Sometimes they go back.
How does it happen that the things we crave are the things that hurt us most? I crave chocolate, so I eat it. Then it raises my blood sugar and then it raises my anxiety. I crave the ultimate alone time, so I become a hermit. Then depression washes over me even more than when I had been preoccupied with work and surrounded by people who care about me.
The second circumstance happened for the third time in my life this past fall. I didn’t want the world to see the real me, the vulnerable me, the me with depression. I’d rather come up with some excuse to escape the world for a few months. I ran away from troublesome situations instead of dealing directly with the issues that increase my anxiety and eventually depression.
I enjoy being back at work. That’s not to say there’s not stress, but I realize how much I need to keep busy and be around people in the months where I am most affected by seasonal depression.
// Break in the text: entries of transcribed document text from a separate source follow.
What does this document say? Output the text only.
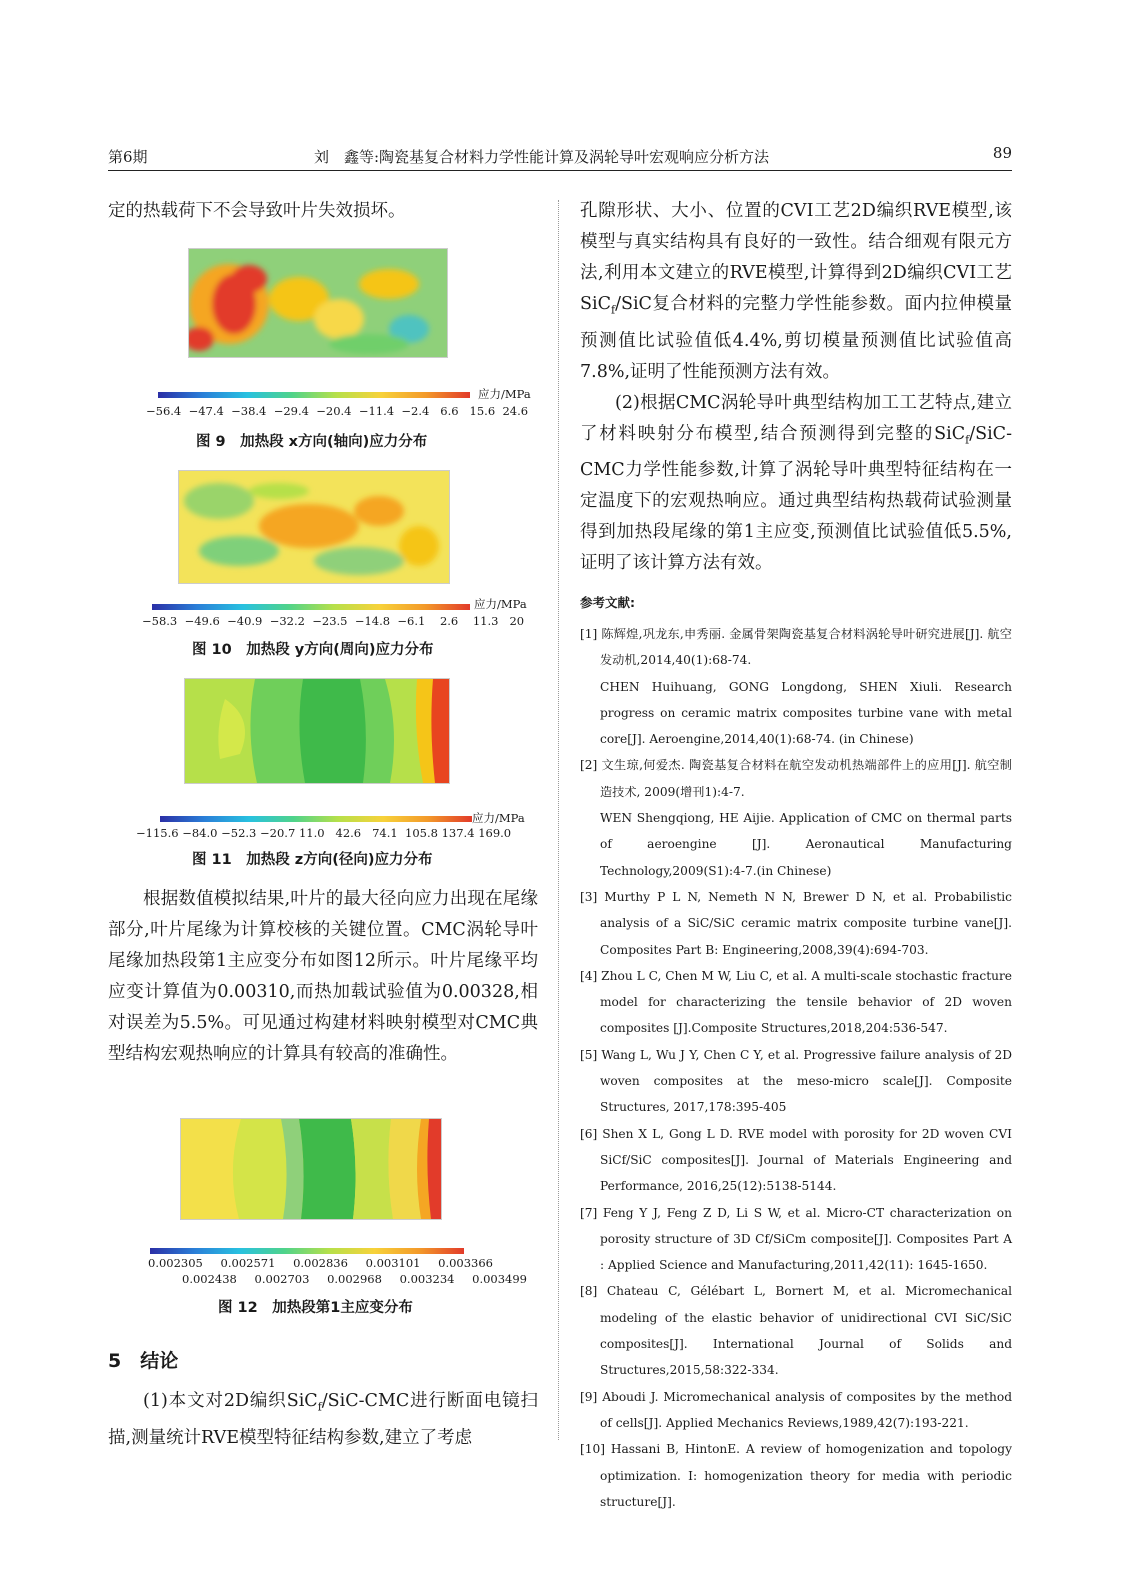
第6期	刘　鑫等:陶瓷基复合材料力学性能计算及涡轮导叶宏观响应分析方法	89

定的热载荷下不会导致叶片失效损坏。

应力/MPa
−56.4 −47.4 −38.4 −29.4 −20.4 −11.4 −2.4 6.6 15.6 24.6
图 9　加热段 x方向(轴向)应力分布
应力/MPa
−58.3 −49.6 −40.9 −32.2 −23.5 −14.8 −6.1 2.6 11.3 20
图 10　加热段 y方向(周向)应力分布
应力/MPa
−115.6 −84.0 −52.3 −20.7 11.0 42.6 74.1 105.8 137.4 169.0
图 11　加热段 z方向(径向)应力分布

根据数值模拟结果,叶片的最大径向应力出现在尾缘部分,叶片尾缘为计算校核的关键位置。CMC涡轮导叶尾缘加热段第1主应变分布如图12所示。叶片尾缘平均应变计算值为0.00310,而热加载试验值为0.00328,相对误差为5.5%。可见通过构建材料映射模型对CMC典型结构宏观热响应的计算具有较高的准确性。

0.002305 0.002571 0.002836 0.003101 0.003366
0.002438 0.002703 0.002968 0.003234 0.003499
图 12　加热段第1主应变分布
5　结论

(1)本文对2D编织SiC$_f$/SiC-CMC进行断面电镜扫描,测量统计RVE模型特征结构参数,建立了考虑

孔隙形状、大小、位置的CVI工艺2D编织RVE模型,该模型与真实结构具有良好的一致性。结合细观有限元方法,利用本文建立的RVE模型,计算得到2D编织CVI工艺SiC$_f$/SiC复合材料的完整力学性能参数。面内拉伸模量预测值比试验值低4.4%,剪切模量预测值比试验值高7.8%,证明了性能预测方法有效。

(2)根据CMC涡轮导叶典型结构加工工艺特点,建立了材料映射分布模型,结合预测得到完整的SiC$_f$/SiC-CMC力学性能参数,计算了涡轮导叶典型特征结构在一定温度下的宏观热响应。通过典型结构热载荷试验测量得到加热段尾缘的第1主应变,预测值比试验值低5.5%,证明了该计算方法有效。

参考文献:

[1] 陈辉煌,巩龙东,申秀丽. 金属骨架陶瓷基复合材料涡轮导叶研究进展[J]. 航空发动机,2014,40(1):68-74.

CHEN Huihuang, GONG Longdong, SHEN Xiuli. Research progress on ceramic matrix composites turbine vane with metal core[J]. Aeroengine,2014,40(1):68-74. (in Chinese)

[2] 文生琼,何爱杰. 陶瓷基复合材料在航空发动机热端部件上的应用[J]. 航空制造技术, 2009(增刊1):4-7.

WEN Shengqiong, HE Aijie. Application of CMC on thermal parts of aeroengine [J]. Aeronautical Manufacturing Technology,2009(S1):4-7.(in Chinese)

[3] Murthy P L N, Nemeth N N, Brewer D N, et al. Probabilistic analysis of a SiC/SiC ceramic matrix composite turbine vane[J]. Composites Part B: Engineering,2008,39(4):694-703.

[4] Zhou L C, Chen M W, Liu C, et al. A multi-scale stochastic fracture model for characterizing the tensile behavior of 2D woven composites [J].Composite Structures,2018,204:536-547.

[5] Wang L, Wu J Y, Chen C Y, et al. Progressive failure analysis of 2D woven composites at the meso-micro scale[J]. Composite Structures, 2017,178:395-405

[6] Shen X L, Gong L D. RVE model with porosity for 2D woven CVI SiCf/SiC composites[J]. Journal of Materials Engineering and Performance, 2016,25(12):5138-5144.

[7] Feng Y J, Feng Z D, Li S W, et al. Micro-CT characterization on porosity structure of 3D Cf/SiCm composite[J]. Composites Part A : Applied Science and Manufacturing,2011,42(11): 1645-1650.

[8] Chateau C, Gélébart L, Bornert M, et al. Micromechanical modeling of the elastic behavior of unidirectional CVI SiC/SiC composites[J]. International Journal of Solids and Structures,2015,58:322-334.

[9] Aboudi J. Micromechanical analysis of composites by the method of cells[J]. Applied Mechanics Reviews,1989,42(7):193-221.

[10] Hassani B, HintonE. A review of homogenization and topology optimization. I: homogenization theory for media with periodic structure[J].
I will likely return permanently after creating plans for balancing my life with work. Taking walks every workday on the nearby Boulder Creek Trail while making sure to keep up with elliptical and balance ball workouts. Bringing the Macbook for writing time during the commute and during lunch. Falling asleep at 8:30pm if my body tells me so. Falling asleep at 11pm if my body allows me. Making sure I keep in touch with friends and family (because being surrounded by people includes those who aren’t in Colorado, too).
As my husband encouraged me, I am capable of doing this without too much impact on my health. This time, I will prove it with all the determination of my stubborn self. (Besides, I owe it to the people who believe in me to start believing in myself.)
Posted on February 20, 2008, in Anxiety, Diabetes, Fitness, Health, Seasonal Affective Disorder. Bookmark the permalink. 4 Comments.
You know we believe in you.
Sounds like you have a good plan – I’m sure you’ll do great with it.
And yes, we do believe in you!
An inspiring post for me Rachel – it’s amazing how often you’ve put my own thoughts into words here. We’re really very alike.
I’m borrowing your words “I owe it to the people who believe in me to start believing in myself” and I will repeat them to myself as many times as I can remember today… I need that!
I, too, suffer from SAD, but also am bipolar. A nasty mix. Sometimes my husband doesn’t understand my need to hibernate during winter. He thinks I should be up and accomplishing things when all I have the energy to do is sit in bed with my laptop and read medical blogs.
I’m a professional writer who lives in Aptos. Maybe sometime we should get together for coffee, being that we’re practically neighbors. Send me an email if you are interested.